Friday 21 June 2019

Good Omens by Neil Gaiman and Terry Pratchett

This book is genuinely rip-snortingly funny.  I may occasionally raise a wry grin or even a subdued chuckle at a book but this one had me guffawing all over the place, so much so my other half banned me from taking this one in to work to read - fearing, I think, they would think I had lost my last fragile grip on sanity.  The humour is relentlessly British which has a strange sort of comfort to it and there is no attempt made to gussie things up or explain them for a non-British audience.  Not only did the strength of the humour surprise me but the book does not read like a collaboration at all, it has a distinct voice with the odd bit that makes you go clearly a Gaiman idea or I can see Pratchett all over that thought.  The writing blends seamlessly together and you get the idea that the authors had an absolute blast creating this version of our world.

I did find it went off the boil a little bit towards to the end - a bit too much Newt Pulsifer and not enough Aziraphale or Crowley, but that is a minor niggle.  But it does point to the fact that it was the back and forth between the Angel and the Demon that made this one for me.  Having spent so long putting up with Humanity on the Earth they have become rather fond of them and don't really want to see them destroyed so when the call comes in from their diametrically opposed Heads Of Department that Armageddon is due both of them feel a sinking sense of disappointment and get their heads together to see if they can divert the ineffability of it all.  Fortunately, thanks to Sister Mary Locquacious, the Anti-Christ seems to have gone missing and without him things are going to be a bit tricky to get going.  Still, the Four Bikers Of The Apocalypse are primed and ready so there's that going for the Great Plan.

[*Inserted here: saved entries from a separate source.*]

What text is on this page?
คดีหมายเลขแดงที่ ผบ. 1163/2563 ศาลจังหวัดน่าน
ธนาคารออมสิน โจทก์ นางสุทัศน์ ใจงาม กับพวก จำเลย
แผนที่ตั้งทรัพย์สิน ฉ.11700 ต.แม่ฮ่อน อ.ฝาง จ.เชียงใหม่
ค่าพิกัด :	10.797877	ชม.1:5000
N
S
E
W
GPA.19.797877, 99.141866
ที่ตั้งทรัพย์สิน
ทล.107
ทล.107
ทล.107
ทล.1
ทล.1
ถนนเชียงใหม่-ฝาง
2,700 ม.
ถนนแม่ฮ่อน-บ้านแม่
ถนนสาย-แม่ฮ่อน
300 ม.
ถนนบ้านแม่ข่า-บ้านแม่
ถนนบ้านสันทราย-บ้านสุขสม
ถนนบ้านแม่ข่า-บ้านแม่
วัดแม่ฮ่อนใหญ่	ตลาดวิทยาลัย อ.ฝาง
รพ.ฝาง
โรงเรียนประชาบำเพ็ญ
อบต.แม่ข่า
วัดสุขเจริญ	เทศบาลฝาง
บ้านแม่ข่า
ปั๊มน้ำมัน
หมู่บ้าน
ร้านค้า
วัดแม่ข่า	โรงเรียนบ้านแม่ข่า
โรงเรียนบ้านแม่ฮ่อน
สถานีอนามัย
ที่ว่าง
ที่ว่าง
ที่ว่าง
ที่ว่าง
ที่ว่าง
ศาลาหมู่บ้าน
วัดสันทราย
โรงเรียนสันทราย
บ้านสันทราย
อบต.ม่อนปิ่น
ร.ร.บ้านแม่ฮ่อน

I could spend hours dissecting this book and reeling off favourite passages and little tics that pleased me.  I shall, for once, refrain.  Apart from saying that the fact The Devil gets the M25, Manchester and Glasgow makes an awful lot of sense - I work in the Transport Industry and the M25 strikes dread in to all our hearts; I'm from Lancashire and Manchester is, well, Manchester (enough said); I'm married to a Glaswegian.  Finally it makes sense, it's all Crowley's fault!

The interplay between the characters is superbly written and the story sucks you right in.  I am sure there is much I missed as I didn't so much read this book as absorb it over two sittings.  Sadly these two sittings were a week apart.

My big issue now is whether or not to watch the serialisation of the book.